Hip-Hop’s equivalent to the revolutionary Black Panther Party, dead prez, is one of the few rap conglomerates that enjoy life without censorship. Plus, that damn double consciousness of theirs grants them access to both the unofficial fiefdom of worldwide gangstas and the equally unofficial roundtable of political overthrowers with social ease and very little credibility points damaged. Stic.Man and M-1 crack their ambassadorial knuckles on the Pulse of the People mixtape, the third volume of the Turn Off the Radio series, to which DJ Green Lantern, of Invasion! Mixtape series fame, lends a hosting voice. Cranked with African socialist ideals and demonstrations against institutionalized racism, Pulse of the People doesn’t lose its musical edge despite its dense political content.

In fact, the mixtape’s fiery lyrics and explosive production commingle very comfortably, with an advantage, of course, to the lyrics, which outrun Green Lantern’s dark but scanty instrumentals. After all, it’s dead prez, a group’s whose words have rarely been camouflaged by the beat. Take the track “Warpath” for instance, in which the underground duo swap sixteens about the corruption of the man. Over an electric guitar riff, M-1 rages, “He, the judge, the jury, and executioner/ Redneck Lucifer, the streets is on fire for all the years you’ve been abusing us.” The bars could light a stove a capella.

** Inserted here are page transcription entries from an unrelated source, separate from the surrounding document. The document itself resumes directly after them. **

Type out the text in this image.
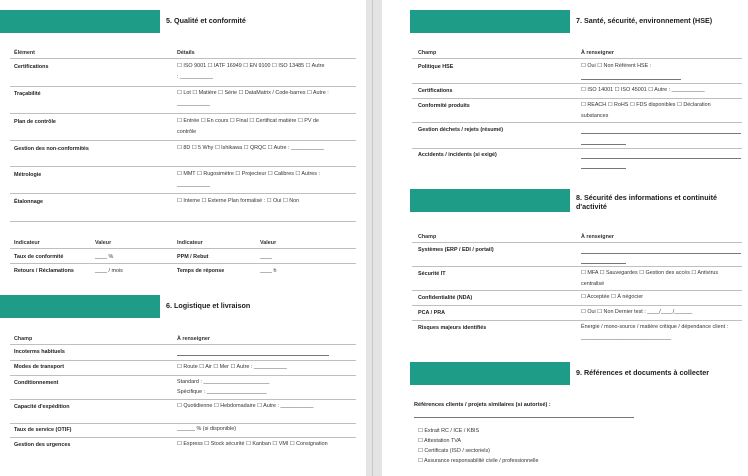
5. Qualité et conformité
Élément	Détails
Certifications	☐ ISO 9001 ☐ IATF 16949 ☐ EN 9100 ☐ ISO 13485 ☐ Autre : ___________
Traçabilité	☐ Lot ☐ Matière ☐ Série ☐ DataMatrix / Code-barres ☐ Autre : ___________
Plan de contrôle	☐ Entrée ☐ En cours ☐ Final ☐ Certificat matière ☐ PV de contrôle
Gestion des non-conformités	☐ 8D ☐ 5 Why ☐ Ishikawa ☐ QRQC ☐ Autre : ___________
Métrologie	☐ MMT ☐ Rugosimètre ☐ Projecteur ☐ Calibres ☐ Autres : ___________
Étalonnage	☐ Interne ☐ Externe Plan formalisé : ☐ Oui ☐ Non
Indicateur	Valeur	Indicateur	Valeur
Taux de conformité	____ %	PPM / Rebut	____
Retours / Réclamations	____ / mois	Temps de réponse	____ h
6. Logistique et livraison
Champ	À renseigner
Incoterms habituels
Modes de transport	☐ Route ☐ Air ☐ Mer ☐ Autre : ___________
Conditionnement	Standard : ______________________
Spécifique : ____________________
Capacité d'expédition	☐ Quotidienne ☐ Hebdomadaire ☐ Autre : ___________
Taux de service (OTIF)	______ % (si disponible)
Gestion des urgences	☐ Express ☐ Stock sécurité ☐ Kanban ☐ VMI ☐ Consignation
7. Santé, sécurité, environnement (HSE)
Champ	À renseigner
Politique HSE	☐ Oui ☐ Non Référent HSE :
Certifications	☐ ISO 14001 ☐ ISO 45001 ☐ Autre : ___________
Conformité produits	☐ REACH ☐ RoHS ☐ FDS disponibles ☐ Déclaration substances
Gestion déchets / rejets (résumé)
Accidents / incidents (si exigé)
8. Sécurité des informations et continuité d'activité
Champ	À renseigner
Systèmes (ERP / EDI / portail)
Sécurité IT	☐ MFA ☐ Sauvegardes ☐ Gestion des accès ☐ Antivirus centralisé
Confidentialité (NDA)	☐ Acceptée ☐ À négocier
PCA / PRA	☐ Oui ☐ Non Dernier test : ____/____/______
Risques majeurs identifiés	Énergie / mono-source / matière critique / dépendance client : ______________________________
9. Références et documents à collecter
Références clients / projets similaires (si autorisé) :
☐ Extrait RC / ICE / KBIS
☐ Attestation TVA
☐ Certificats (ISO / sectoriels)
☐ Assurance responsabilité civile / professionnelle
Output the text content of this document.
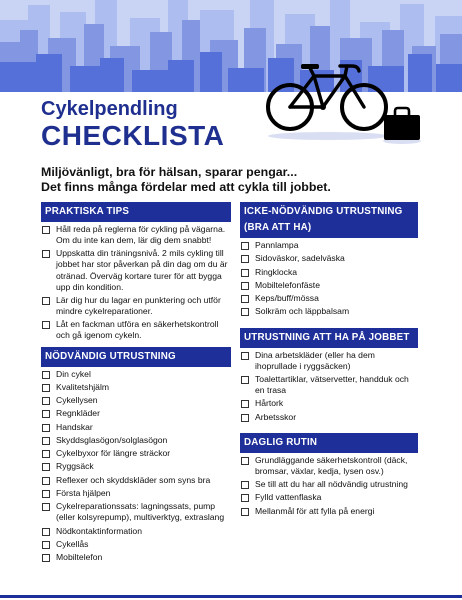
Cykelpendling
CHECKLISTA
Miljövänligt, bra för hälsan, sparar pengar...
Det finns många fördelar med att cykla till jobbet.
PRAKTISKA TIPS
Håll reda på reglerna för cykling på vägarna. Om du inte kan dem, lär dig dem snabbt!
Uppskatta din träningsnivå. 2 mils cykling till jobbet har stor påverkan på din dag om du är otränad. Överväg kortare turer för att bygga upp din kondition.
Lär dig hur du lagar en punktering och utför mindre cykelreparationer.
Låt en fackman utföra en säkerhetskontroll och gå igenom cykeln.
NÖDVÄNDIG UTRUSTNING
Din cykel
Kvalitetshjälm
Cykellysen
Regnkläder
Handskar
Skyddsglasögon/solglasögon
Cykelbyxor för längre sträckor
Ryggsäck
Reflexer och skyddskläder som syns bra
Första hjälpen
Cykelreparationssats: lagningssats, pump (eller kolsyrepump), multiverktyg, extraslang
Nödkontaktinformation
Cykellås
Mobiltelefon
ICKE-NÖDVÄNDIG UTRUSTNING
(BRA ATT HA)
Pannlampa
Sidoväskor, sadelväska
Ringklocka
Mobiltelefonfäste
Keps/buff/mössa
Solkräm och läppbalsam
UTRUSTNING ATT HA PÅ JOBBET
Dina arbetskläder (eller ha dem ihoprullade i ryggsäcken)
Toalettartiklar, vätservetter, handduk och en trasa
Hårtork
Arbetsskor
DAGLIG RUTIN
Grundläggande säkerhetskontroll (däck, bromsar, växlar, kedja, lysen osv.)
Se till att du har all nödvändig utrustning
Fylld vattenflaska
Mellanmål för att fylla på energi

Pulse of the People also welcomes a coterie of diverse feature artists. Styles P bangs the gavel on “Gangsta, Gangster,” sharing credits on a mixtape with a motley crew of rhymesters that include Bun B, Johnny Polygon, Chuck D, Avery Storm, and Ratfink. dead prez needs no assistance, however, on the economy-indicting “$timulus Plan,” on which they urge, “You should google the Amero, then the Afro and the Euro/ Dollar bills don’t make you loyal, it can kill you…” Although the group hasn’t grown too much creatively, dead prez’s political vision has stayed consistent, rewarding a core fan base raised on the group’s radical debut album Let’s Get Free.

dead prez has mostly focused on content over craft over their steadily pulsating careers. So, where some may see a track like “Summertime” as a reminiscent, or better yet recycled version of Let’s Get Free ’s “Happiness,” the duo sees it as another cut that unveils how oppressed people find joy in their lives. In short, Pulse of the People may not be progressive hip-hop, but it is, more importantly, progressive politics.